A second issue is that Religious Education is ever more under-resourced. There are too few teachers and the ever growing number of examinations leaves little time for other subjects. At the heart of this issue comes the question, What is Religious Education for? Answers depend on who you ask. Some faith schools aim to encourage young people to become practising members of a faith community. In other schools, RE is meant to develop a pupil’s spiritual, moral, and social development. The government wants RE to encourage social cohesion and Britishness and to warn of the dangers of extremism. RE specialists emphasis a theological and intellectual agenda requiring the same rigor as any other academic discipline.

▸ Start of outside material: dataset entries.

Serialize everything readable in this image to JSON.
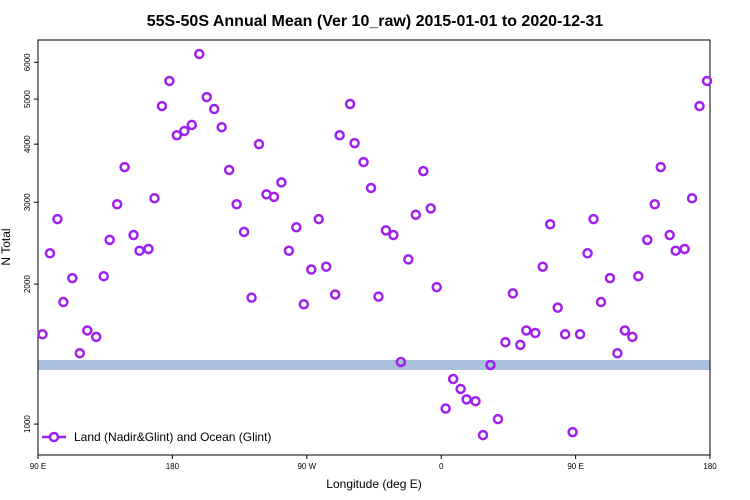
{
  "chart_data": {
    "type": "scatter",
    "title": "55S-50S Annual Mean (Ver 10_raw)   2015-01-01 to 2020-12-31",
    "x_label": "Longitude (deg E)",
    "y_label": "N Total",
    "log_y": true,
    "legend": "bottom-left",
    "xlim": [
      90,
      540
    ],
    "ylim": [
      858,
      6700
    ],
    "xticks": [
      {
        "value": 90,
        "label": "90 E"
      },
      {
        "value": 180,
        "label": "180"
      },
      {
        "value": 270,
        "label": "90 W"
      },
      {
        "value": 360,
        "label": "0"
      },
      {
        "value": 450,
        "label": "90 E"
      },
      {
        "value": 540,
        "label": "180"
      }
    ],
    "yticks": [
      1000,
      2000,
      3000,
      4000,
      5000,
      6000
    ],
    "series": [
      {
        "name": "Land (Nadir&Glint) and Ocean (Glint)",
        "color": "#a020f0",
        "x": [
          93,
          98,
          103,
          107,
          113,
          118,
          123,
          129,
          134,
          138,
          143,
          148,
          154,
          158,
          164,
          168,
          173,
          178,
          183,
          188,
          193,
          198,
          203,
          208,
          213,
          218,
          223,
          228,
          233,
          238,
          243,
          248,
          253,
          258,
          263,
          268,
          273,
          278,
          283,
          289,
          292,
          299,
          302,
          308,
          313,
          318,
          323,
          328,
          333,
          338,
          343,
          348,
          353,
          357,
          363,
          368,
          373,
          377,
          383,
          388,
          393,
          398,
          403,
          408,
          413,
          417,
          423,
          428,
          433,
          438,
          443,
          448,
          453,
          458,
          462,
          467,
          473,
          478,
          483,
          488,
          492,
          498,
          503,
          507,
          513,
          517,
          523,
          528,
          533,
          538
        ],
        "values": [
          1560,
          2330,
          2760,
          1830,
          2060,
          1420,
          1590,
          1540,
          2080,
          2490,
          2970,
          3570,
          2550,
          2360,
          2380,
          3060,
          4830,
          5470,
          4180,
          4270,
          4400,
          6250,
          5050,
          4760,
          4350,
          3520,
          2970,
          2590,
          1870,
          4000,
          3120,
          3080,
          3310,
          2360,
          2650,
          1810,
          2150,
          2760,
          2180,
          1900,
          4180,
          4880,
          4020,
          3660,
          3220,
          1880,
          2610,
          2550,
          1360,
          2260,
          2820,
          3500,
          2910,
          1970,
          1080,
          1250,
          1190,
          1130,
          1120,
          947,
          1340,
          1025,
          1500,
          1910,
          1480,
          1590,
          1570,
          2180,
          2690,
          1780,
          1560,
          961,
          1560,
          2330,
          2760,
          1830,
          2060,
          1420,
          1590,
          1540,
          2080,
          2490,
          2970,
          3570,
          2550,
          2360,
          2380,
          3060,
          4830,
          5470
        ]
      }
    ]
  }
}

Two recent 3FF reports survey these issues and how 3FF is tackling them. 3FF prefers the term ‘intercultural’ to ‘interfaith education.’ Many young people may not be much interested in practising the faith in which they grow up but even so are deeply influenced by the faith community in terms of food, clothes, or whom they may marry. Moreover, faith is only one aspect of a person’s identity. One woman, it is reported, described herself as “a mother of two, from North London, working as a nurse, a Hindu, and a huge Manchester United fan.”
The emphasis of 3FF workshops held in schools across the UK is, therefore, on how people live their lives rather than on studying texts. This enlivens religion and stops it being seen as ‘past,’ ‘other,’ or ‘exotic.’ “It is all about relationship building … not teaching from a book.” Teachers are trained, who then take it to their classes to teach.
Two skills workshops initiate new participants to 3FF’s programming – “The Art of Asking” and “The Art of Empathy.” They prepare students to meet people of another faith. Students learn that how a question is framed can show genuine interest or implied hostility.
“Encountering Faiths and Beliefs” allows students to hear short personal narratives from trained speakers of different faiths and to ask them questions, rather than debate. “You can argue about ideas, but a person who is telling her story is in a real and vulnerable situation.” “When you listen to an asylum seeker’s struggle to get to Britain, you feel differently about immigration.”
Yet another workshop, “Tools for Trialogue,” is aimed at older students. Speakers from different faiths relate texts to the discussion of contemporary issues, such as the Environment.
The 3FF reports emphasise that intercultural education is not just the responsibility of the RE teacher but should be part of the life of the school and involve the local community. Indeed, the goal should be that society as a whole moves beyond multiculturalism to interculturalism. The government’s response to extremism, however, may delay this process. As Stephen Shashoua, who has just retired as director of 3FF, warns, ‘”dialogue-based approaches are being replaced by top-down initiatives that prioritise values and assimilation. Intercultural education offers a more sustainable, humane and effective alternative.”
Listening and empathy, not lecturing will win hearts and minds.